Autophagy, a cellular self-eating process that is activated by several cancer drugs and appears to function as a protective mechanism, is a promising therapeutic target. Pancreatic ductal adenocarcinoma (PDAC) is highly resistant to chemotherapy, and has been described as requiring elevated autophagy for growth. To date, all preclinical reports and clinical trials investigating pharmacological inhibition of autophagy have used chloroquine or hydroxychloroquine, which block autophagy at a late stage.
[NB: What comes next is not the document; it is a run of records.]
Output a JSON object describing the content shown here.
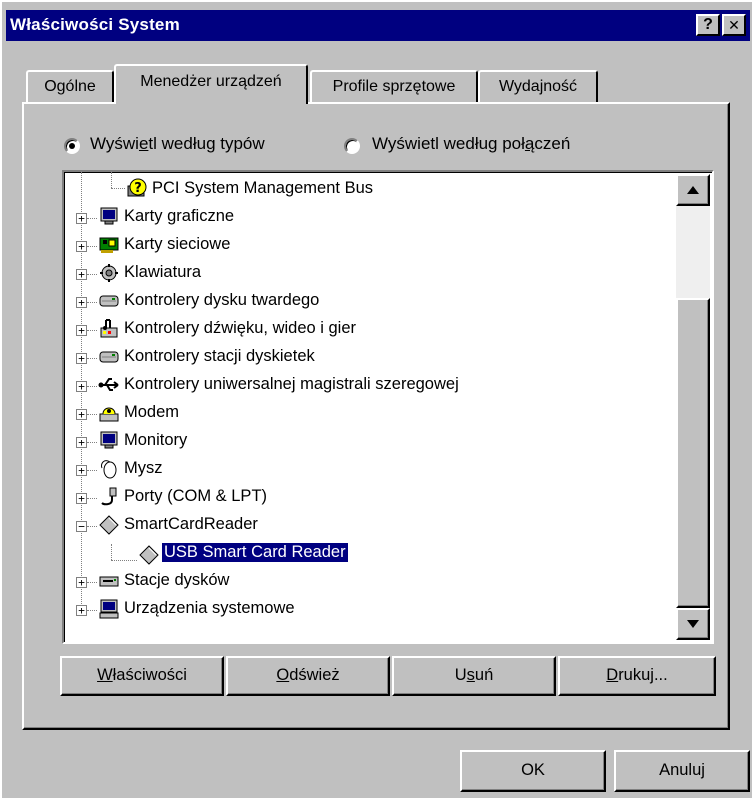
{
  "window": {
    "title": "Właściwości System",
    "help_label": "?",
    "close_label": "✕"
  },
  "tabs": [
    {
      "label": "Ogólne",
      "active": false
    },
    {
      "label": "Menedżer urządzeń",
      "active": true
    },
    {
      "label": "Profile sprzętowe",
      "active": false
    },
    {
      "label": "Wydajność",
      "active": false
    }
  ],
  "view_options": {
    "by_type": {
      "pre": "Wyświ",
      "ul": "e",
      "post": "tl według typów",
      "selected": true
    },
    "by_connection": {
      "pre": "Wyświetl według poł",
      "ul": "ą",
      "post": "czeń",
      "selected": false
    }
  },
  "tree": {
    "items": [
      {
        "label": "PCI System Management Bus",
        "icon": "question-device-icon",
        "level": 1,
        "expander": "none",
        "selected": false
      },
      {
        "label": "Karty graficzne",
        "icon": "display-adapter-icon",
        "level": 0,
        "expander": "plus",
        "selected": false
      },
      {
        "label": "Karty sieciowe",
        "icon": "network-card-icon",
        "level": 0,
        "expander": "plus",
        "selected": false
      },
      {
        "label": "Klawiatura",
        "icon": "keyboard-icon",
        "level": 0,
        "expander": "plus",
        "selected": false
      },
      {
        "label": "Kontrolery dysku twardego",
        "icon": "disk-controller-icon",
        "level": 0,
        "expander": "plus",
        "selected": false
      },
      {
        "label": "Kontrolery dźwięku, wideo i gier",
        "icon": "sound-icon",
        "level": 0,
        "expander": "plus",
        "selected": false
      },
      {
        "label": "Kontrolery stacji dyskietek",
        "icon": "floppy-controller-icon",
        "level": 0,
        "expander": "plus",
        "selected": false
      },
      {
        "label": "Kontrolery uniwersalnej magistrali szeregowej",
        "icon": "usb-icon",
        "level": 0,
        "expander": "plus",
        "selected": false
      },
      {
        "label": "Modem",
        "icon": "modem-icon",
        "level": 0,
        "expander": "plus",
        "selected": false
      },
      {
        "label": "Monitory",
        "icon": "monitor-icon",
        "level": 0,
        "expander": "plus",
        "selected": false
      },
      {
        "label": "Mysz",
        "icon": "mouse-icon",
        "level": 0,
        "expander": "plus",
        "selected": false
      },
      {
        "label": "Porty (COM & LPT)",
        "icon": "port-icon",
        "level": 0,
        "expander": "plus",
        "selected": false
      },
      {
        "label": "SmartCardReader",
        "icon": "diamond-device-icon",
        "level": 0,
        "expander": "minus",
        "selected": false
      },
      {
        "label": "USB Smart Card Reader",
        "icon": "diamond-device-icon",
        "level": 1,
        "expander": "none",
        "selected": true
      },
      {
        "label": "Stacje dysków",
        "icon": "disk-drive-icon",
        "level": 0,
        "expander": "plus",
        "selected": false
      },
      {
        "label": "Urządzenia systemowe",
        "icon": "system-device-icon",
        "level": 0,
        "expander": "plus",
        "selected": false
      }
    ]
  },
  "actions": {
    "properties": {
      "ul": "W",
      "rest": "łaściwości"
    },
    "refresh": {
      "ul": "O",
      "rest": "dśwież"
    },
    "remove": {
      "pre": "U",
      "ul": "s",
      "rest": "uń"
    },
    "print": {
      "ul": "D",
      "rest": "rukuj..."
    }
  },
  "dialog": {
    "ok_label": "OK",
    "cancel_label": "Anuluj"
  }
}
Verteporfin is a newly discovered autophagy inhibitor that blocks autophagy at an early stage by inhibiting autophagosome formation. Here, we report that PDAC cell lines show variable sensitivity to verteporfin in vitro and that verteporfin inhibits autophagy stimulated by gemcitabine, the current standard treatment for PDAC. Pharmacokinetic and efficacy studies in a BxPC-3 xenograft mouse model demonstrate that verteporfin accumulated in tumors at autophagy-inhibiting levels but did not reduce tumor volume or increase survival as a single agent. However, in combination with gemcitabine, verteporfin moderately reduced tumor growth and enhanced survival compared to gemcitabine alone. Our results do not agree with the premise that autophagy inhibition is effective against PDAC as a single-modality treatment, but they support autophagy inhibition as an approach to sensitize PDAC to gemcitabine. Citation Format: Elizabeth Donohue, Anitha Thomas, Norbert Maurer, Irina Manisali, Magali Zeisser-Labouebe, Natalia Zisman, Hilary J. Anderson, Murray Webb, Marcel Bally, and Michel Roberge. The early autophagy inhibitor verteporfin moderately enhances the antitumor activity of gemcitabine in a pancreatic ductal adenocarcinoma model. [abstract]. In: Proceedings of the Third AACR International Conference on Frontiers in Basic Cancer Research; Sep 18-22, 2013; National Harbor, MD. Philadelphia (PA): AACR; Cancer Res 2013;73(19 Suppl):Abstract nr B11.